Loihi 2 neuromorphic processors, which form the basis for Hala Point, apply brain-inspired computing principles, such as asynchronous, event-based spiking neural networks (SNNs), integrated memory and computing, and sparse and continuously changing connections to achieve orders-of-magnitude gains in energy consumption and performance. Neurons communicate directly with one another rather than communicating through memory, reducing overall power consumption.

Hala Point packages 1,152 Loihi 2 processors produced on Intel 4 process node in a six-rack-unit data centre chassis the size of a microwave oven. The system supports up to 1.15 billion neurons and 128 billion synapses distributed over 140,544 neuromorphic processing cores, consuming a maximum of 2,600 watts of power. It also includes over 2,300 embedded x86 processors for ancillary computations.

Hala Point integrates processing, memory, and communication channels in a massively parallelized fabric, providing a total of 16 petabytes per second (PB/s) of memory bandwidth, 3.5 PB/s of inter-core communication bandwidth, and 5 terabytes per second (TB/s) of inter-chip communication bandwidth. The system can process over 380 trillion 8-bit synapses and over 240 trillion neuron operations per second.

Applied to bio-inspired spiking neural network models, the system can execute its full capacity of 1.15 billion neurons 20 times faster than a human brain and up to 200 times faster rates at lower capacity. While Hala Point is not intended for neuroscience modelling, its neuron capacity is roughly equivalent to that of an owl brain or the cortex of a capuchin monkey.

Loihi-based systems can perform AI inference and solve optimisation problems using 100 times less energy at speeds as much as 50 times faster than conventional CPU and GPU architectures.

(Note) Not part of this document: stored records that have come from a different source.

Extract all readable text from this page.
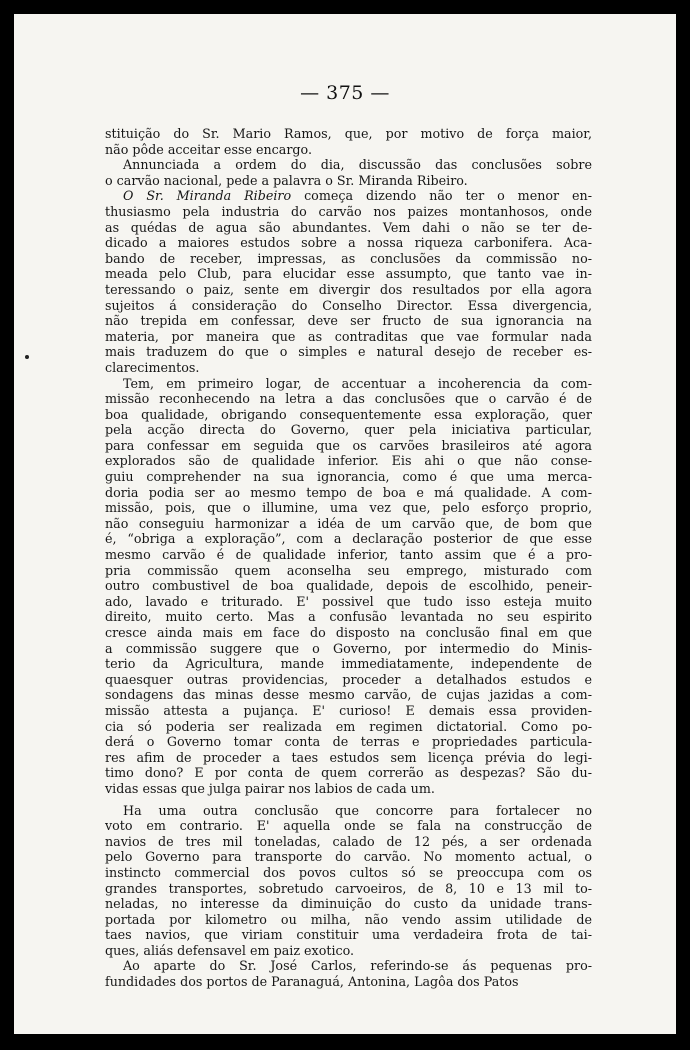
— 375 —
stituição do Sr. Mario Ramos, que, por motivo de força maior,
não pôde acceitar esse encargo.
Annunciada a ordem do dia, discussão das conclusões sobre
o carvão nacional, pede a palavra o Sr. Miranda Ribeiro.
O Sr. Miranda Ribeiro começa dizendo não ter o menor en-
thusiasmo pela industria do carvão nos paizes montanhosos, onde
as quédas de agua são abundantes. Vem dahi o não se ter de-
dicado a maiores estudos sobre a nossa riqueza carbonifera. Aca-
bando de receber, impressas, as conclusões da commissão no-
meada pelo Club, para elucidar esse assumpto, que tanto vae in-
teressando o paiz, sente em divergir dos resultados por ella agora
sujeitos á consideração do Conselho Director. Essa divergencia,
não trepida em confessar, deve ser fructo de sua ignorancia na
materia, por maneira que as contraditas que vae formular nada
mais traduzem do que o simples e natural desejo de receber es-
clarecimentos.
Tem, em primeiro logar, de accentuar a incoherencia da com-
missão reconhecendo na letra a das conclusões que o carvão é de
boa qualidade, obrigando consequentemente essa exploração, quer
pela acção directa do Governo, quer pela iniciativa particular,
para confessar em seguida que os carvões brasileiros até agora
explorados são de qualidade inferior. Eis ahi o que não conse-
guiu comprehender na sua ignorancia, como é que uma merca-
doria podia ser ao mesmo tempo de boa e má qualidade. A com-
missão, pois, que o illumine, uma vez que, pelo esforço proprio,
não conseguiu harmonizar a idéa de um carvão que, de bom que
é, “obriga a exploração”, com a declaração posterior de que esse
mesmo carvão é de qualidade inferior, tanto assim que é a pro-
pria commissão quem aconselha seu emprego, misturado com
outro combustivel de boa qualidade, depois de escolhido, peneir-
ado, lavado e triturado. E' possivel que tudo isso esteja muito
direito, muito certo. Mas a confusão levantada no seu espirito
cresce ainda mais em face do disposto na conclusão final em que
a commissão suggere que o Governo, por intermedio do Minis-
terio da Agricultura, mande immediatamente, independente de
quaesquer outras providencias, proceder a detalhados estudos e
sondagens das minas desse mesmo carvão, de cujas jazidas a com-
missão attesta a pujança. E' curioso! E demais essa providen-
cia só poderia ser realizada em regimen dictatorial. Como po-
derá o Governo tomar conta de terras e propriedades particula-
res afim de proceder a taes estudos sem licença prévia do legi-
timo dono? E por conta de quem correrão as despezas? São du-
vidas essas que julga pairar nos labios de cada um.
Ha uma outra conclusão que concorre para fortalecer no
voto em contrario. E' aquella onde se fala na construcção de
navios de tres mil toneladas, calado de 12 pés, a ser ordenada
pelo Governo para transporte do carvão. No momento actual, o
instincto commercial dos povos cultos só se preoccupa com os
grandes transportes, sobretudo carvoeiros, de 8, 10 e 13 mil to-
neladas, no interesse da diminuição do custo da unidade trans-
portada por kilometro ou milha, não vendo assim utilidade de
taes navios, que viriam constituir uma verdadeira frota de tai-
ques, aliás defensavel em paiz exotico.
Ao aparte do Sr. José Carlos, referindo-se ás pequenas pro-
fundidades dos portos de Paranaguá, Antonina, Lagôa dos Patos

By exploiting up to 10:1 sparse connectivity and event-driven activity, early results on Hala Point show the system can achieve deep neural network efficiencies as high as 15 TOPS/W2 without requiring input data to be collected into batches, a common optimisation for GPUs that significantly delays the processing of data arriving in real-time, such as video from cameras.

The delivery of Hala Point to Sandia National Labs marks the first deployment of a new family of large-scale neuromorphic research systems that Intel plans to share with its research collaborators.

Further development will enable neuromorphic computing applications to overcome power and latency constraints that limit AI capabilities' real-world, real-time deployment.